“Kitap en iyi dosttur diye bir söz vardır bilirsiniz. Çünkü kitaplar sizi hiçbir zaman yalnız bırakmaz.
Evde, otobüste, yolculukta, dağın başında, en mutlu ve mutsuz anlarınızda…
Yeter ki siz ona el uzatın, siz ne zaman gel derseniz gelirler. Siz onları bırakmadığınız sürece, kitaplarınız sizi asla bırakmaz. En yalnız hissettiğiniz anlarda bile açın birkaç sayfa kitap okuyun.
Kendinizi bir anda o psikolojiden uzaklaştırıp, aslında hayatta tek olmadığınızı anlayacaksınız.
Çok okuyan insan, çok fazla cümle, dolayısıyla da çok fazla kelime okumuş demektir. Biz günlük konuşma esnasında öyle değişik, terimsel kelimeler kullanmıyoruz.
Ya da durduk yere bir sanatçıdan, ressamdan, dünya üzerinde var olan bir yerden bahsetmiyoruz. Fakat kitap okurken sürekli yeni kelimeler öğreniriz. Bu da zamanla bizim konuşma tarzımıza yansır. Kelime dağarcığı az olan bir insan, herhangi bir konuyu açıklarken veya tartışırken sürekli tıkanır.

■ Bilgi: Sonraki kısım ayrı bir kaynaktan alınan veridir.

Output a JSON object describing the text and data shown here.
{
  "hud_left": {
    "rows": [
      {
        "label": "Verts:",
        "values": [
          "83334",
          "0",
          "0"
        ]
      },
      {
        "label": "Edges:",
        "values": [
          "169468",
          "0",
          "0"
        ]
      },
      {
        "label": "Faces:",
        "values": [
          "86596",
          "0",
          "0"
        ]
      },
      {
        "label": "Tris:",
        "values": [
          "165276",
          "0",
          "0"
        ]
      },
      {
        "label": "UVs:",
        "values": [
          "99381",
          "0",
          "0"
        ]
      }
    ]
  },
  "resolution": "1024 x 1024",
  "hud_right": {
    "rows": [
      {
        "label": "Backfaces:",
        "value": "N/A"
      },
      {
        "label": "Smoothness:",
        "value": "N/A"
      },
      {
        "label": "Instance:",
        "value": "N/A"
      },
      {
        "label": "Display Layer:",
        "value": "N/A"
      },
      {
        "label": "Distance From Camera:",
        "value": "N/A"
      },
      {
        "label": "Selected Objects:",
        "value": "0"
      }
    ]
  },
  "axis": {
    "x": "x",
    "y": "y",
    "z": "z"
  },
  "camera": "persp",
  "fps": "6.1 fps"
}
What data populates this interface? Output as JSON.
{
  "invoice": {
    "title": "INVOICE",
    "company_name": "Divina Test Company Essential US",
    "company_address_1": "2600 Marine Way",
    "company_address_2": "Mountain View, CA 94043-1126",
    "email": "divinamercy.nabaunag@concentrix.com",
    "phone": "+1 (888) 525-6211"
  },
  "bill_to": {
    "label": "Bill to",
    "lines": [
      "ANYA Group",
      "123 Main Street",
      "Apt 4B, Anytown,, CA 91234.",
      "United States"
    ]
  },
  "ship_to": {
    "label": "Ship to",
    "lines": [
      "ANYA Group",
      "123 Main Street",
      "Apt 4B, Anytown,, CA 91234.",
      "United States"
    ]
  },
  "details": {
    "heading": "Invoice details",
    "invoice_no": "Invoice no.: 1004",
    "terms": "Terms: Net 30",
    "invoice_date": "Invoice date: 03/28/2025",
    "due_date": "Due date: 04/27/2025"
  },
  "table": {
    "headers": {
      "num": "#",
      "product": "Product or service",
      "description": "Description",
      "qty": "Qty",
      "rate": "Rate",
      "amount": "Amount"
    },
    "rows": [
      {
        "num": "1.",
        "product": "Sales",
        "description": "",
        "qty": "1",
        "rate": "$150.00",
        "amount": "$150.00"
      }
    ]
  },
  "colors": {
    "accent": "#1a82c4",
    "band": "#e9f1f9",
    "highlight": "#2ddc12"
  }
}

Düşünür, bekler, uygun kelimeyi arar. Sürekli kitap okuyan biri ise konuşurken kullandığı kelimelerle tüm dikkatleri üzerinde toplamayı ve kendini dinletmeyi başarır.
Ne kadar çok kitap o kadar çok yeni hayat tanımak demektir.
Okuduğunuz her öykü, size başka insanların hayatlarından kesitler sunar. Onların mutluluklarına, sıkıntılarına, yaşadıkları zorluklara tanık olursunuz. Çoğumuz normal yaşamda birbirimize kalbimizi açamıyoruz. Bazen yanlış anlaşılma bazen de egolarımız buna engel oluyor.
Fakat aynı zamanda insanların bizi anlamasını bekliyoruz. Karşılıklı iletişim kopukluğu ve empati kurmamak, çok büyük anlaşmazlıkların doğmasına neden oluyor. İşte kitap okuma bize empati kurma yeteneği kazandırır. Bu sayede kendimizi karşımızdakinin yerine koyabilir, onun gibi düşünmeye ve hissetmeye çalışabiliriz. Ben hoşgörüyü hep empatinin kardeşi gibi görürüm. Empati kurabilen bir insan aynı zamanda hoşgörülüdür, bu iki özellik ise tüm sorunların üstesinden gelebilecek kadar güçlüdür.